In environment where they don't cause frustration they're not worth it.
Not really more to it than that, from my point of view.
How does SSSD support help with SSH authN? I know you can now get Kerberos tickets from FreeIPA using OIDC(?), but I forget if SSSD is involved.
There are some serious security benefits for larger organizations but it does not sound as if you are part of one.
The workflows SSH CA's are extremely janky and insecure.
With some creative use of `AuthorizedKeysCommand` you can make SSH key rotation painless and secure.
With SSH certificates you have to go back to the "keys to the kingdom" antipattern and just hope for the best.
It's not that certificates themselves are insecure themselves, it's that the workflows (as the parent points out) are awful.
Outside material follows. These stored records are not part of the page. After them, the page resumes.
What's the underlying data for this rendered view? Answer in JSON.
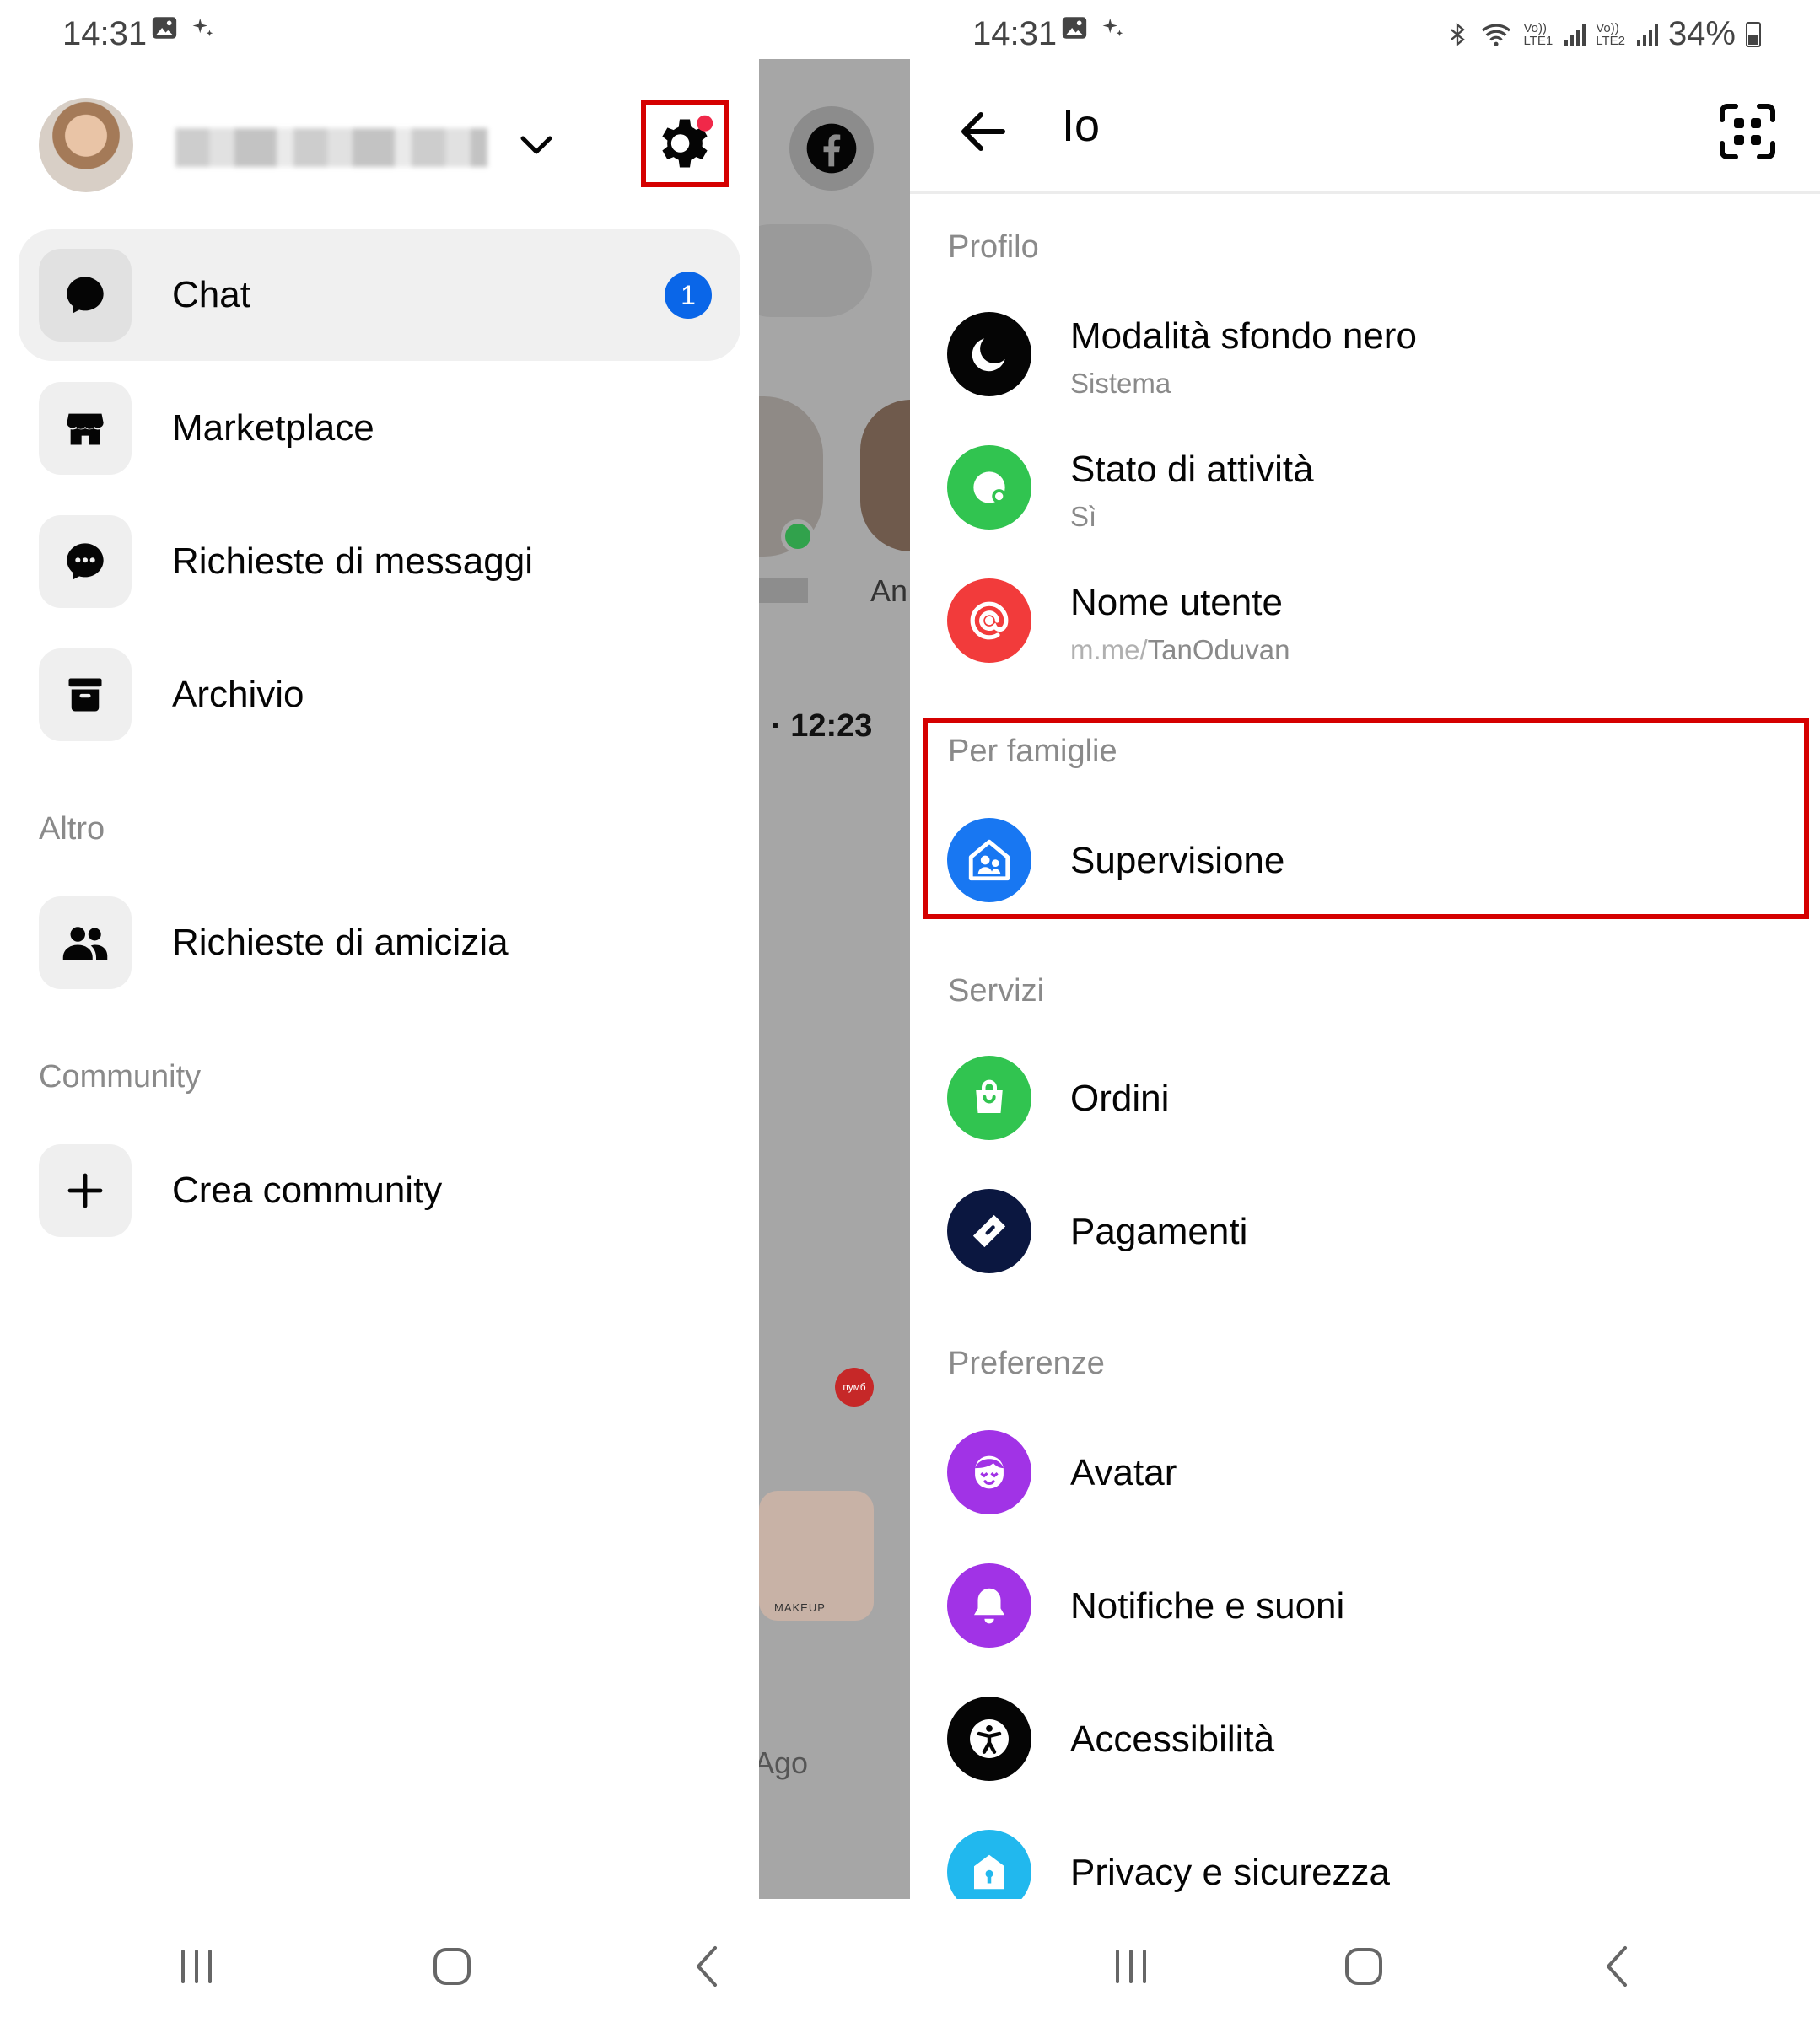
{
  "status_bar": {
    "time": "14:31",
    "battery": "34%",
    "sim1": {
      "top": "Vo))",
      "bottom": "LTE1"
    },
    "sim2": {
      "top": "Vo))",
      "bottom": "LTE2"
    }
  },
  "left": {
    "menu": [
      {
        "label": "Chat",
        "icon": "chat-bubble-icon",
        "badge": "1",
        "active": true
      },
      {
        "label": "Marketplace",
        "icon": "shop-icon"
      },
      {
        "label": "Richieste di messaggi",
        "icon": "message-requests-icon"
      },
      {
        "label": "Archivio",
        "icon": "archive-icon"
      }
    ],
    "section_altro": "Altro",
    "altro_items": [
      {
        "label": "Richieste di amicizia",
        "icon": "friends-icon"
      }
    ],
    "section_community": "Community",
    "community_items": [
      {
        "label": "Crea community",
        "icon": "plus-icon"
      }
    ],
    "overlay": {
      "story_label": "An",
      "time": "· 12:23",
      "red_badge": "пумб",
      "thumb_text": "MAKEUP",
      "bottom_text": "Ago"
    }
  },
  "right": {
    "title": "Io",
    "sections": {
      "profilo": "Profilo",
      "famiglie": "Per famiglie",
      "servizi": "Servizi",
      "preferenze": "Preferenze"
    },
    "profilo_items": [
      {
        "title": "Modalità sfondo nero",
        "subtitle": "Sistema",
        "icon": "moon-icon",
        "color": "#050505"
      },
      {
        "title": "Stato di attività",
        "subtitle": "Sì",
        "icon": "active-status-icon",
        "color": "#31c450"
      },
      {
        "title": "Nome utente",
        "subtitle_prefix": "m.me/",
        "subtitle": "TanOduvan",
        "icon": "at-icon",
        "color": "#f23b3b"
      }
    ],
    "famiglie_items": [
      {
        "title": "Supervisione",
        "icon": "supervision-icon",
        "color": "#1877f2"
      }
    ],
    "servizi_items": [
      {
        "title": "Ordini",
        "icon": "shopping-bag-icon",
        "color": "#31c450"
      },
      {
        "title": "Pagamenti",
        "icon": "payments-icon",
        "color": "#0b1740"
      }
    ],
    "preferenze_items": [
      {
        "title": "Avatar",
        "icon": "avatar-icon",
        "color": "#a133e6"
      },
      {
        "title": "Notifiche e suoni",
        "icon": "bell-icon",
        "color": "#a133e6"
      },
      {
        "title": "Accessibilità",
        "icon": "accessibility-icon",
        "color": "#050505"
      },
      {
        "title": "Privacy e sicurezza",
        "icon": "privacy-icon",
        "color": "#21b8ee"
      }
    ]
  },
  "colors": {
    "highlight": "#d50000",
    "badge": "#0a66e8",
    "overlay": "#a6a6a6"
  }
}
We might still add some automation around that (and I think I saw some competitor tooling out there if you're committed to that path) but I personally feel like it's an answer to the wrong question.
Whut? This is literally the opposite.
With CA certs you can create short-lived certificates, so you can easily grant access to a system for a short time.
However, it provides you an additional layer of protection, because it does not need to be on the critical path for every SSH connection. My CA is a Nitrokey HSM, for example. I issue myself temporary certs that are valid only for 6 hours for ephemeral private keys.
They also provide a way to get hardware-backed security without messing with SSH agent forwarding and crappy USB security devices. You can use an HSM to issue a temporary certificate for your (possibly temporary) public key and use it as normal. The certificate can be valid for just 1 hour, enough to not worry about it leaking.